Kemeriahan juga terasa lewat Indonesia Menari 2025, yang akan digelar serentak di 11 kota pada 12 Oktober 2025. Kegiatan ini diikuti lebih dari 8.000 peserta dari berbagai latar belakang, baik dari pelajar, komunitas tari, hingga masyarakat umum.
Ajang tahunan ini, yang dimulai sejak 2012, menjadi ruang inklusif untuk menari bersama sambil mengenal kembali ragam gerak Nusantara dalam format yang modern dan mudah diikuti.
Memasuki pertengahan Oktober, penonton akan disuguhkan teater alegoris “Kala & Nyala, Dua Penjaga Tungku Kehidupan” karya Titimangsa Foundation (18 Oktober). Pertunjukan ini mengisahkan perjalanan spiritual dua penjaga dunia Kala dan Nyala yang berusaha menghidupkan kembali nilai-nilai kehidupan lewat api budaya Nusantara.
Esok harinya, giliran Unlogic Teater tampil dengan karya “Nyai Hariri”, kisah berlatar Batavia 1902 yang mengangkat isu perempuan dan kekuasaan. Menggabungkan unsur magis, visual modern, dan ilustrasi panggung digital, karya ini menghadirkan pengalaman teater yang imersif.
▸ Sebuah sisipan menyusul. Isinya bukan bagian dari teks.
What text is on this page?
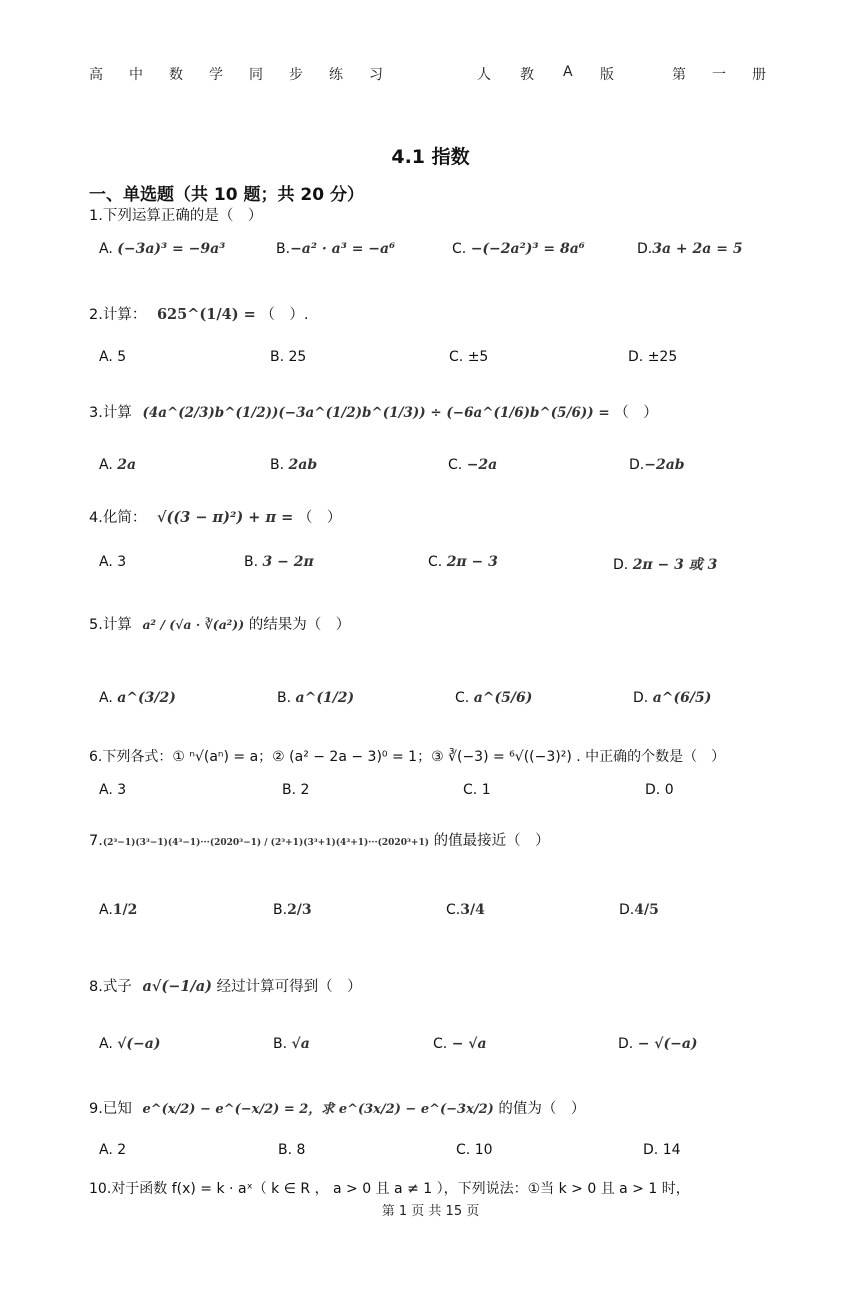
高 中 数 学 同 步 练 习	人 教 A 版	第 一 册
4.1 指数
一、单选题（共 10 题；共 20 分）
1.下列运算正确的是（　）
A. (−3a)³ = −9a³	B.−a² · a³ = −a⁶	C. −(−2a²)³ = 8a⁶	D.3a + 2a = 5
2.计算： 625^(1/4) = （　）.
A. 5	B. 25	C. ±5	D. ±25
3.计算 (4a^(2/3)b^(1/2))(−3a^(1/2)b^(1/3)) ÷ (−6a^(1/6)b^(5/6)) = （　）
A. 2a	B. 2ab	C. −2a	D.−2ab
4.化简： √((3 − π)²) + π = （　）
A. 3	B. 3 − 2π	C. 2π − 3	D. 2π − 3 或 3
5.计算 a² / (√a · ∛(a²)) 的结果为（　）
A. a^(3/2)	B. a^(1/2)	C. a^(5/6)	D. a^(6/5)
6.下列各式：① ⁿ√(aⁿ) = a；② (a² − 2a − 3)⁰ = 1；③ ∛(−3) = ⁶√((−3)²) . 中正确的个数是（　）
A. 3	B. 2	C. 1	D. 0
7.(2³−1)(3³−1)(4³−1)···(2020³−1) / (2³+1)(3³+1)(4³+1)···(2020³+1) 的值最接近（　）
A.1/2	B.2/3	C.3/4	D.4/5
8.式子 a√(−1/a) 经过计算可得到（　）
A. √(−a)	B. √a	C. − √a	D. − √(−a)
9.已知 e^(x/2) − e^(−x/2) = 2，求 e^(3x/2) − e^(−3x/2) 的值为（　）
A. 2	B. 8	C. 10	D. 14
10.对于函数 f(x) = k · aˣ（ k ∈ R ， a > 0 且 a ≠ 1 ），下列说法：①当 k > 0 且 a > 1 时，
第 1 页 共 15 页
Menutup bulan perayaan, Teater Tanah Air tampil pada 25 Oktober 2025 dengan pertunjukan “Lautan Merah Putih”. Dikenal sebagai kelompok teater anak berprestasi internasional di bawah bimbingan Jose Rizal Manua dan Nunum Raraswati, mereka menghadirkan kisah penuh semangat tentang perjuangan anak-anak Indonesia menghidupkan kembali makna Sumpah Pemuda.
Bagi Galeri Indonesia Kaya, dua belas tahun adalah awal dari perjalanan panjang menjaga api tradisi di tengah arus modernitas.
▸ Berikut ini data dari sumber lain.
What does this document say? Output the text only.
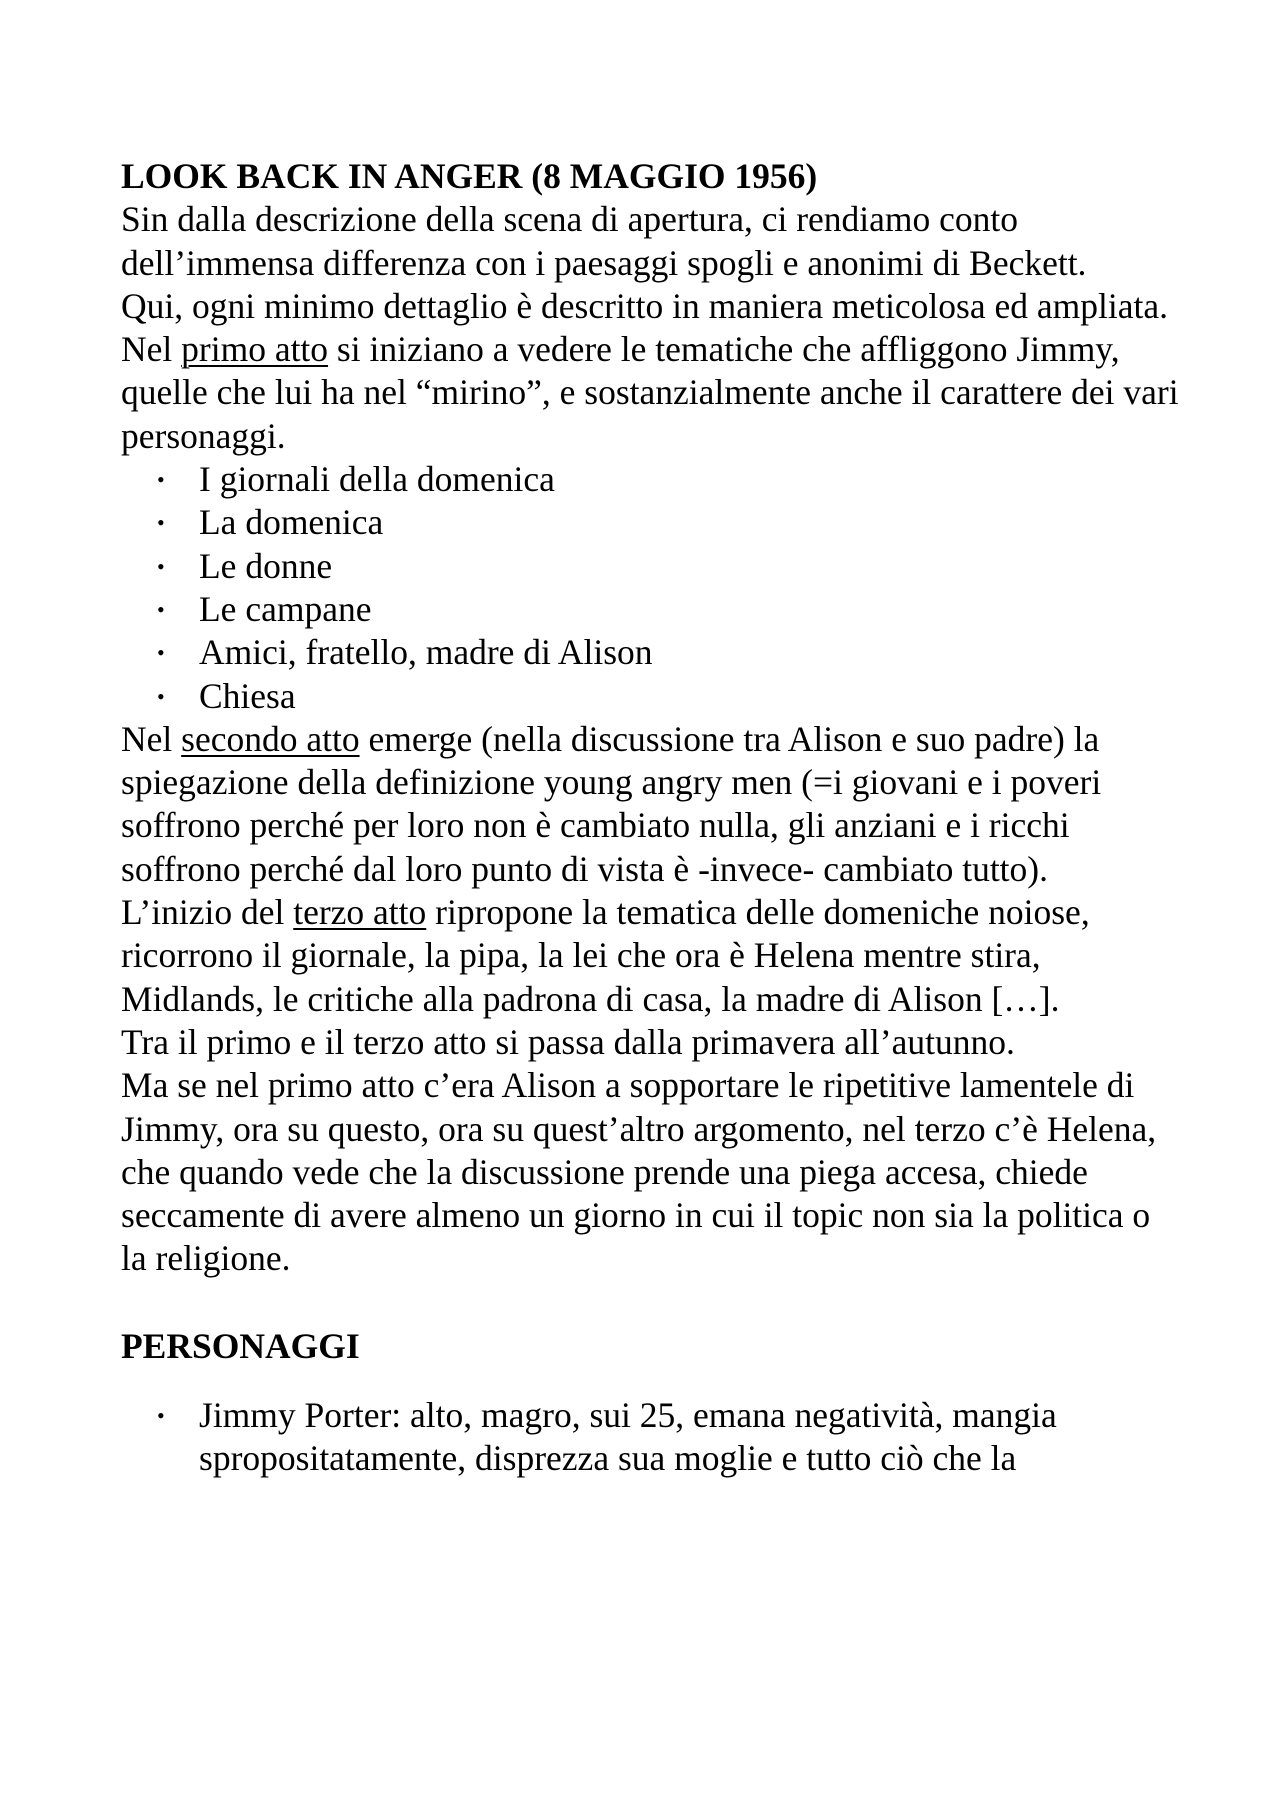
LOOK BACK IN ANGER (8 MAGGIO 1956)

Sin dalla descrizione della scena di apertura, ci rendiamo conto dell’immensa differenza con i paesaggi spogli e anonimi di Beckett.

Qui, ogni minimo dettaglio è descritto in maniera meticolosa ed ampliata.

Nel primo atto si iniziano a vedere le tematiche che affliggono Jimmy, quelle che lui ha nel “mirino”, e sostanzialmente anche il carattere dei vari personaggi.

• I giornali della domenica
• La domenica
• Le donne
• Le campane
• Amici, fratello, madre di Alison
• Chiesa

Nel secondo atto emerge (nella discussione tra Alison e suo padre) la spiegazione della definizione young angry men (=i giovani e i poveri soffrono perché per loro non è cambiato nulla, gli anziani e i ricchi soffrono perché dal loro punto di vista è -invece- cambiato tutto).

L’inizio del terzo atto ripropone la tematica delle domeniche noiose, ricorrono il giornale, la pipa, la lei che ora è Helena mentre stira, Midlands, le critiche alla padrona di casa, la madre di Alison […].

Tra il primo e il terzo atto si passa dalla primavera all’autunno.

Ma se nel primo atto c’era Alison a sopportare le ripetitive lamentele di Jimmy, ora su questo, ora su quest’altro argomento, nel terzo c’è Helena, che quando vede che la discussione prende una piega accesa, chiede seccamente di avere almeno un giorno in cui il topic non sia la politica o la religione.

PERSONAGGI

• Jimmy Porter: alto, magro, sui 25, emana negatività, mangia spropositatamente, disprezza sua moglie e tutto ciò che la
“Kami berharap berbagai program yang dihadirkan akan terus menginspirasi dan menjadi ruang tumbuh bagi seniman serta masyarakat. Dukungan dari para Sahabat Indonesia Kaya dan pecinta seni membuat ruang ini terus hidup dan berkembang”, pungkas Renitasari Adrian.
Dengan semangat itu, GIK tidak hanya menjadi tempat menonton, tetapi juga ruang belajar, ruang dialog, dan ruang hidup, tempat di mana budaya Indonesia tidak sekadar dipertunjukkan, tapi dihayati dan diteruskan oleh generasi masa kini.